L’évêque dénonce une insécurité devenue « presque endémique » dans la région de Butembo-Beni. Il rappelle que le sud de la zone demeure sous le contrôle de l’AFC/M23, tandis que le nord continue d’être frappé par les attaques attribuées aux ADF.
Mgr Sikuli cite notamment les massacres survenus à Beni dans la nuit du 30 au 31 mai, qui ont fait 21 morts, ainsi que les attaques perpétrées à Mbau dans la nuit du 2 au 3 juin, où 16 personnes ont été tuées. Il évoque également les violences enregistrées sur l’axe Beni-Mambasa et l’assassinat de trois policiers à Kirima, dans le territoire de Lubero.
Selon l’évêque, cette insécurité a de lourdes répercussions sur la vie économique et sociale. Les activités agricoles sont perturbées, les écoles et structures de santé fonctionnent difficilement, tandis que le banditisme gagne du terrain dans plusieurs centres urbains.
Le prélat s’inquiète par ailleurs de la résurgence de la maladie à virus Ebola, notamment de la souche Bundibugyo, qui vient aggraver une situation humanitaire déjà préoccupante.
Dans son message, l’évêque critique également ce qu’il considère comme un décalage entre les préoccupations de la population et celles de la classe politique.

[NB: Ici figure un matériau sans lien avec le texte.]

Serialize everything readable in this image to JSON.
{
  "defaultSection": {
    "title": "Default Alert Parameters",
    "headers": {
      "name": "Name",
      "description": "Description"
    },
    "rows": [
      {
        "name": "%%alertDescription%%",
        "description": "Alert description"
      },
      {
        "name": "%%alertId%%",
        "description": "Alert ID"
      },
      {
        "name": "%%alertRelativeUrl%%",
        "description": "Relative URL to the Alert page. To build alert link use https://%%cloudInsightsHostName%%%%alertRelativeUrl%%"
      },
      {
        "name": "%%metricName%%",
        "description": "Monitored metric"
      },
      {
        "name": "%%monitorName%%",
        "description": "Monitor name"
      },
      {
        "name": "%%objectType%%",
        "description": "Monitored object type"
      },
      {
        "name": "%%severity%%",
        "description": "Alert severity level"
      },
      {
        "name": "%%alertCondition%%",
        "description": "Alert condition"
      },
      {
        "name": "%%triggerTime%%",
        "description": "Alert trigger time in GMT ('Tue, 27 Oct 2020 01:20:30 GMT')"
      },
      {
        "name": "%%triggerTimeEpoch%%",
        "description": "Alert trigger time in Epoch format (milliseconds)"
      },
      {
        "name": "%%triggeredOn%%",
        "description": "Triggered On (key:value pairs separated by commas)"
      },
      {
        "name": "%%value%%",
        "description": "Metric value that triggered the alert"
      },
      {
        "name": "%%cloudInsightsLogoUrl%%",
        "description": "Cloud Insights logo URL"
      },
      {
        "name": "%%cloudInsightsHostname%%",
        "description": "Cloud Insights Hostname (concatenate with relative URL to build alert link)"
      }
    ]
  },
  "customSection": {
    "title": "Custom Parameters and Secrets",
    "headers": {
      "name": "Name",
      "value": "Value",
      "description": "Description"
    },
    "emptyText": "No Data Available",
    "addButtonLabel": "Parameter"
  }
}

Alors que plusieurs régions sont confrontées à la guerre et aux massacres, il estime que les débats sur une éventuelle révision de la Constitution ne devraient pas occuper le devant de la scène.
Mgr Sikuli appelle le président de la République, les institutions, les élus ainsi que les forces de défense et de sécurité à faire de la paix et de la protection des populations une priorité absolue.
« La population congolaise a le droit non seulement de vivre, mais de vivre dans la paix, la dignité, la justice et la réconciliation », a-t-il rappellé avant d’inviter par ailleurs les citoyens à la vigilance et à l’engagement en faveur du bien commun.